Im Laufe des Forschungsprojektes ertüchtigten die Projektpartner einen herkömmlichen FFF-3D-Drucker zu einem AME-Drucker und erforschen den neuen Prozess. Beim AME-Verfahren wird in jeder Druckschicht erst eine Hülle aus Thermoplast gedruckt, in die anschließend Kautschuk gedruckt wird. Dadurch ist der Kautschuk gegen Verfließen gesichert (Bild 1). Im Projekt ist das ITA schwerpunktmäßig für den Entwicklungsprozess des 3D-Druckers und die Steuerung des Druckprozesses mittels G-Code verantwortlich. Das DIK befasst sich mit der Werkstoffauswahl, -herstellung und -prüfung.

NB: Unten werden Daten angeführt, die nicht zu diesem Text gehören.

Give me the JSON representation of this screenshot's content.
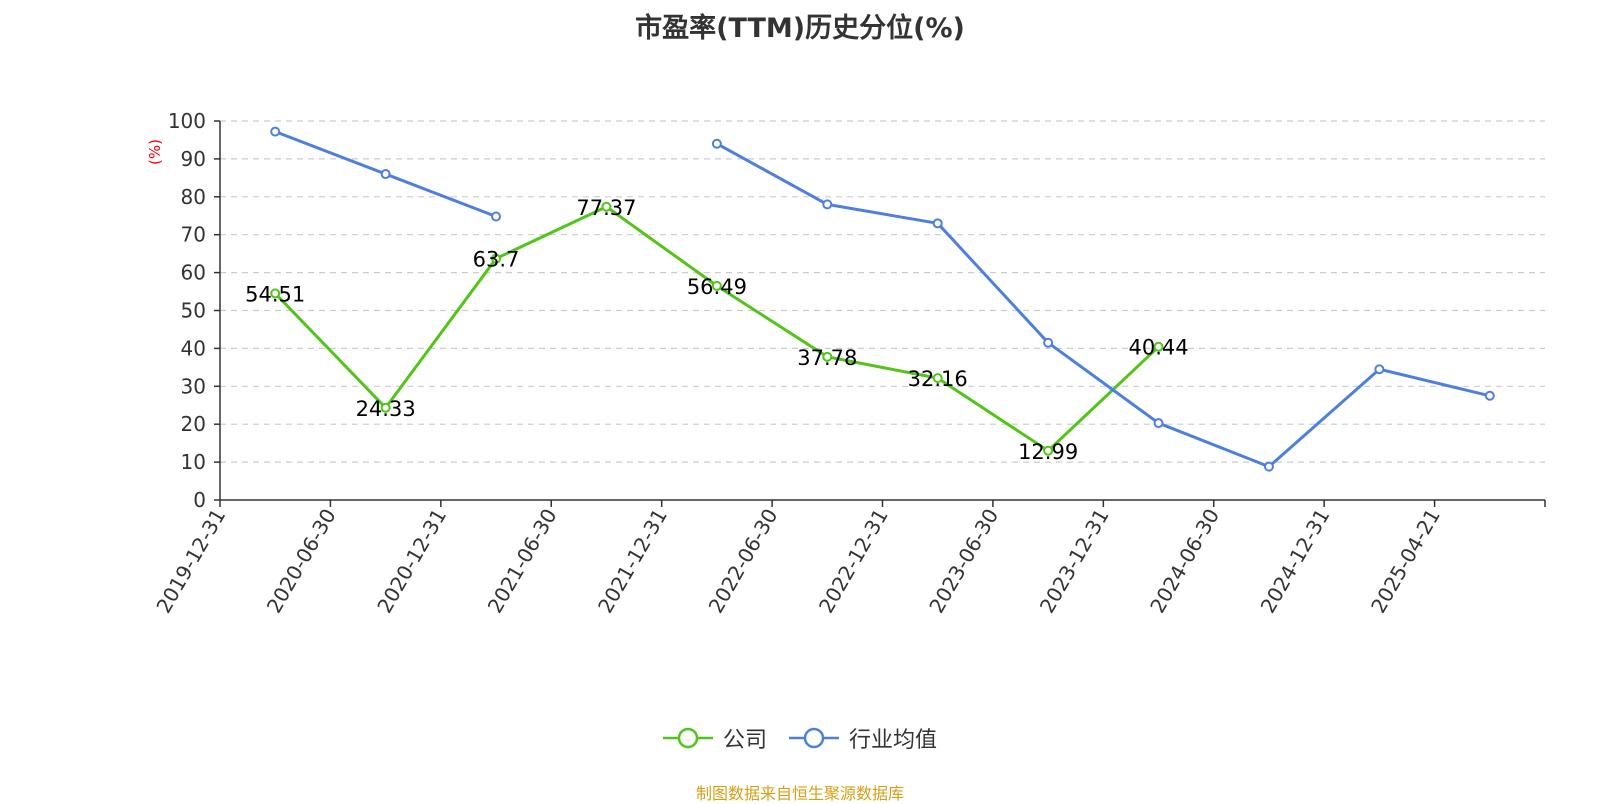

Entwicklung des AME-Druckers
Der entwickelte Kautschuk-3D-Drucker (Bild 2) besteht aus einem handelsüblichen FFF-3D-Drucker der Firma BZT Maschinenbau GmbH und einem Miniatur-Doppelschneckenextruder der Schweizer Firma Three-Tec GmbH. Der Extruder ist notwendig, da Kautschuk nicht wie thermoplastisches Material aufgeschmolzen werden kann. Der Drucker verfügt über einen Arbeitsbereich von 500 mm × 500 mm × 250 mm und ist mit zwei Thermoplastdruckköpfen ausgestattet, die ursprünglich einen seriellen Druck von zwei verschieden thermoplastischen Materialien ermöglichten.
Der Doppelschneckenextruder, der circa 12 kg wiegt, wurde möglichst nah an die verfahrbaren Achsen montiert. Er nimmt damit den Platz der ursprünglichen Thermoplastdruckköpfe ein, die wiederum vor den Extruder montiert wurden. Somit ist der Schwerpunkt unmittelbar an den Achsen. Die Steuerung des Extruders wurde in die bereits vorhandene Steuerung des 3D-Druckers integriert. An der Steuerung des Extruders wird lediglich die Drehzahl und damit der Durchsatz für den Extruder hinterlegt. Die Steuerung des 3D-Druckers steuert schließlich, ob der Extruder oder der Thermoplastdruckkopf einen Druckbefehl erhält und gibt den Verfahrweg vor.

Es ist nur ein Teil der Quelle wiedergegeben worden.